When a board is working well together, they’re asking the tough questions, actively involved in developing company strategy, and acting on behalf of shareholders. The directors must be informed, and they need to understand the business and the marketplace around that business. “Debate in the boardroom is now very common,” Griesedieck says. “The CEO and his or her team have to be prepared to respond to that.

That said, the board is not management. Directors should offer support and guidance to the CEO and other senior executives—but ultimately the CEO must be empowered and be held accountable for decisions. “If the board starts delving into operational issues in a micromanaging way, that’s not a good thing,” Griesedieck says. “When you get to how you’re going to execute the strategy, that’s not the board’s purview, that’s management’s.”

Because the board and the CEO are both meant to be working toward the best interests of the company, a breakdown between the two can be complicated. Tension can arise due to a variety of external forces. “In recent years, there has been a rise in different forms of activism,” Remick says. “If board members are not aligned on how to respond, the situation can become quite uncomfortable and imbalanced pretty quickly.”

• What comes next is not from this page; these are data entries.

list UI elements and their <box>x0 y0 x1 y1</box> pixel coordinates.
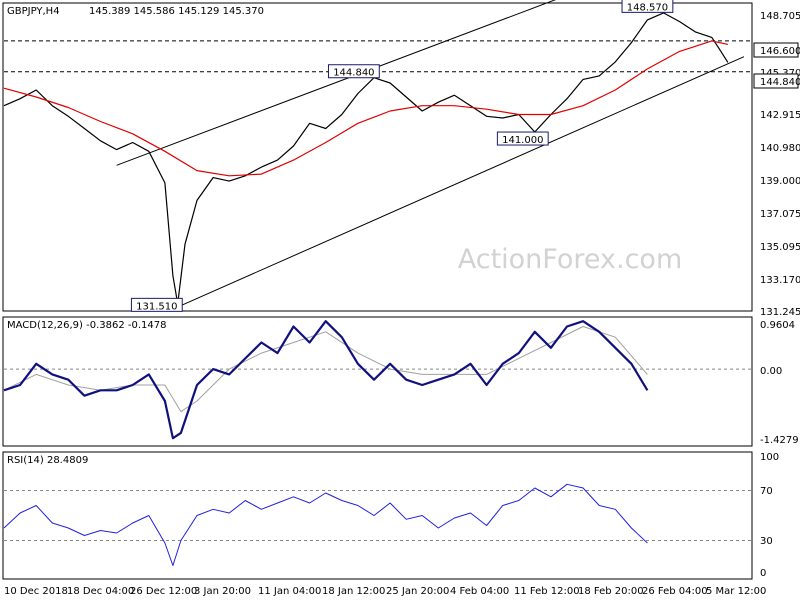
x-tick-label: 18 Feb 20:00 <box>578 586 644 597</box>
macd-y-tick-label: -1.4279 <box>760 435 799 446</box>
x-axis: 10 Dec 2018 18 Dec 04:00 26 Dec 12:00 3 … <box>4 586 766 597</box>
price-series-line <box>3 12 729 305</box>
channel-upper-line <box>116 0 557 166</box>
rsi-y-tick-label: 0 <box>760 568 766 579</box>
price-annotation-label: 144.840 <box>333 68 374 79</box>
macd-y-tick-label: 0.00 <box>760 366 782 377</box>
price-y-tick-label: 135.095 <box>760 242 800 253</box>
rsi-y-axis: 100 70 30 0 <box>760 452 779 579</box>
macd-panel-frame <box>2 316 753 447</box>
x-tick-label: 11 Feb 12:00 <box>514 586 580 597</box>
price-annotation-box <box>130 297 183 312</box>
macd-y-axis: 0.9604 0.00 -1.4279 <box>760 320 799 446</box>
price-annotation-box <box>621 0 674 13</box>
rsi-y-tick-label: 30 <box>760 536 773 547</box>
annotation-layer: 148.570 144.840 141.000 131.510 <box>130 0 674 312</box>
rsi-panel-title: RSI(14) 28.4809 <box>7 455 88 466</box>
macd-signal-line <box>3 326 648 413</box>
sma-series-line <box>3 40 729 177</box>
price-y-tick-label: 144.840 <box>760 77 800 88</box>
price-y-tick-label: 146.600 <box>760 46 800 57</box>
price-y-tick-label: 148.705 <box>760 11 800 22</box>
x-tick-label: 10 Dec 2018 <box>4 586 68 597</box>
x-tick-label: 11 Jan 04:00 <box>258 586 321 597</box>
macd-y-tick-label: 0.9604 <box>760 320 795 331</box>
x-tick-label: 18 Jan 12:00 <box>322 586 385 597</box>
x-tick-label: 3 Jan 20:00 <box>194 586 251 597</box>
price-y-tick-label: 142.915 <box>760 110 800 121</box>
price-header-ohlc: 145.389 145.586 145.129 145.370 <box>89 6 264 17</box>
level-label-box <box>753 42 799 58</box>
rsi-y-tick-label: 70 <box>760 486 773 497</box>
x-tick-label: 25 Jan 20:00 <box>386 586 449 597</box>
channel-lower-line <box>180 56 745 306</box>
price-header-symbol: GBPJPY,H4 <box>7 6 60 17</box>
price-annotation-label: 141.000 <box>502 135 543 146</box>
watermark: ActionForex.com <box>458 244 683 275</box>
x-tick-label: 18 Dec 04:00 <box>67 586 134 597</box>
x-tick-label: 26 Dec 12:00 <box>130 586 197 597</box>
macd-panel-title: MACD(12,26,9) -0.3862 -0.1478 <box>7 320 167 331</box>
rsi-panel-frame <box>2 451 753 580</box>
price-y-tick-label: 137.075 <box>760 209 800 220</box>
x-tick-label: 5 Mar 12:00 <box>706 586 766 597</box>
macd-main-line <box>3 320 649 440</box>
plot-layer <box>3 0 752 566</box>
rsi-y-tick-label: 100 <box>760 452 779 463</box>
price-y-tick-label: 139.000 <box>760 176 800 187</box>
price-annotation-label: 148.570 <box>627 2 668 13</box>
price-panel-frame <box>2 2 753 312</box>
price-annotation-box <box>496 131 549 146</box>
x-tick-label: 4 Feb 04:00 <box>450 586 509 597</box>
price-y-tick-label: 131.245 <box>760 307 800 318</box>
rsi-series-line <box>3 483 648 566</box>
price-y-tick-label: 140.980 <box>760 143 800 154</box>
x-tick-label: 26 Feb 04:00 <box>642 586 708 597</box>
price-annotation-box <box>327 64 380 79</box>
current-price-box <box>753 73 799 89</box>
price-y-tick-label: 133.170 <box>760 275 800 286</box>
price-y-axis: 148.705 146.600 145.370 144.840 142.915 … <box>753 11 800 318</box>
price-annotation-label: 131.510 <box>136 301 177 312</box>
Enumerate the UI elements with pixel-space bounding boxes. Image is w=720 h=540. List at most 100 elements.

But there’s always the possibility that the company is evolving and the board is not. Are the people on the board still strategically appropriate? “They may be very capable and very nice, but are they really relevant in terms of the strategy of the company?” Griesedieck says.

Today, an effective board should reflect the strategy of the company going forward. “Not everyone has to be an expert in every component of the strategy, but it’s much like a tapestry,” Griesedieck says. “When it’s all finished, it should all come together as the sum of its individual parts.”